Defendant moved for dismissal of the complaint on the grounds that it fails to state a cause of action, that the Statute of Limitations is a complete bar and that there are no triable issues of fact. Special Term granted the motion and this appeal by plaintiff ensued. It must be noted that plaintiff is proceeding pro se in this litigation. It is very difficult to read the complaint *567and ascertain precisely what causes of action have been alleged. However, we conclude that except for the third cause of action, the complaint essentially alleges attorney malpractice resulting from malfeasance and misfeasance. We agree with Special Term’s dismissal of the complaint. Neither in the complaint nor in his affidavits in opposition to the motion for summary judgment does plaintiff allege any facts which would- warrant the award of compensatory damages. In order to sustain an action for legal malpractice, plaintiff must prove that it was the attorney’s negligence which proximately caused the actual and ascertainable damages that resulted (Mendoza v Schlossman, 87 AD2d 606, 607; Klein v Clay, 71 AD2d 594, 595, app dsmd 49 NY2d 759).

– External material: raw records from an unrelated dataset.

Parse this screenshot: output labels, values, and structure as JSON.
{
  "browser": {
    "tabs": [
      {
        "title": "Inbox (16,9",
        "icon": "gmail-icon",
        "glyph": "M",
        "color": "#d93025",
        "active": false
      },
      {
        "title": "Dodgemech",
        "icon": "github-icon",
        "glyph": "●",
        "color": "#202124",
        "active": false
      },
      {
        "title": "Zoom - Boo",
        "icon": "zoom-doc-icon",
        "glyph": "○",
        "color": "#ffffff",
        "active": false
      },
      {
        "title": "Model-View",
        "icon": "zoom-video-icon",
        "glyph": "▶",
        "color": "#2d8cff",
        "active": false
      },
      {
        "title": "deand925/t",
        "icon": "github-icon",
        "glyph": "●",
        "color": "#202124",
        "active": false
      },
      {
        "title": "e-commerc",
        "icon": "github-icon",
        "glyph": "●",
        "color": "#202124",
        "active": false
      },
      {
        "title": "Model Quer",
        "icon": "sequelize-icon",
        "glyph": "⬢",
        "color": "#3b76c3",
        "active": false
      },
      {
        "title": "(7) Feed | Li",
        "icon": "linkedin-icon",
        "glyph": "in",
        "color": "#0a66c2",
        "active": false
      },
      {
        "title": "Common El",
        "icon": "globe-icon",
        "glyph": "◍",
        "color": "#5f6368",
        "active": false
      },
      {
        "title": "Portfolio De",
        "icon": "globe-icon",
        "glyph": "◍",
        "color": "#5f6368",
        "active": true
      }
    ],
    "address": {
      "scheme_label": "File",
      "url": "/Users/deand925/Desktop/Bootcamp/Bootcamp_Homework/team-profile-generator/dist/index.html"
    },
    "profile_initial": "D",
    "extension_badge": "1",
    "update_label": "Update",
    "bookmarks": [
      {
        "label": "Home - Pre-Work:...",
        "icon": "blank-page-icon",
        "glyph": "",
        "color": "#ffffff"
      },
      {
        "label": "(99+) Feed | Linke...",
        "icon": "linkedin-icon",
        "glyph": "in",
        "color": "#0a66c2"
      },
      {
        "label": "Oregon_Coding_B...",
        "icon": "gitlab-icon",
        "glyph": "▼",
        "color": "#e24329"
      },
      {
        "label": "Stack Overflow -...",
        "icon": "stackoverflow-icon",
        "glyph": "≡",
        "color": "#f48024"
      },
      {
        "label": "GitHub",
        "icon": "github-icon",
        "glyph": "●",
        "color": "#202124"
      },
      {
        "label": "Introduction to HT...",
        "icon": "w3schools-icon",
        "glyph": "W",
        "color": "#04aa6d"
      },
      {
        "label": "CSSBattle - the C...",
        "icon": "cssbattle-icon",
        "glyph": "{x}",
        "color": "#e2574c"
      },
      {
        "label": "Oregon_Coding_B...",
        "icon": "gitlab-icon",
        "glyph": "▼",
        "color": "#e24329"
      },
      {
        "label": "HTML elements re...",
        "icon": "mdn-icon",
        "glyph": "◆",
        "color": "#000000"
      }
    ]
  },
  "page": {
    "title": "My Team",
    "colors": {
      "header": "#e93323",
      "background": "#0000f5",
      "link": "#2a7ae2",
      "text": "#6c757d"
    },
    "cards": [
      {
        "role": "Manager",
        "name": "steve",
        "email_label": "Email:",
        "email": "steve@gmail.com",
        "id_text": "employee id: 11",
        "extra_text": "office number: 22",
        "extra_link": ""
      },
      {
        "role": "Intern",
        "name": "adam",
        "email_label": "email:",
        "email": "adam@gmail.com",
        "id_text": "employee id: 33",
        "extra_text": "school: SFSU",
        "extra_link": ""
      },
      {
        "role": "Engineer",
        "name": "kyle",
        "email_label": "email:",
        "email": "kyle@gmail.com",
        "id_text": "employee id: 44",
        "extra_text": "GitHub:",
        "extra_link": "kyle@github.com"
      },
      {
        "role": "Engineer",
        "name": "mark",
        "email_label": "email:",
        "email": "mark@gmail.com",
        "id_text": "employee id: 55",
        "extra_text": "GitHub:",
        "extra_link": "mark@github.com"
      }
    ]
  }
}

Absent proof of actual damages, a claim for attorney malpractice is unsupportable (Levine v Threshman, 91 AD2d 789).

Finding as we do, we do not address the other issues raised except to note that we disagree with Special Term in its conclusion that all causes of action should have been dismissed because of the Statute of Limitations. The statute is an affirmative defense which must be alleged and proven by defendant. In this instance, defendant alleged the Statute of Limitations as a defense to the third cause of action only.

Order affirmed, with costs. Main, J. P., Casey, Mikoll, Yesawich, Jr., and Harvey, JJ., concur.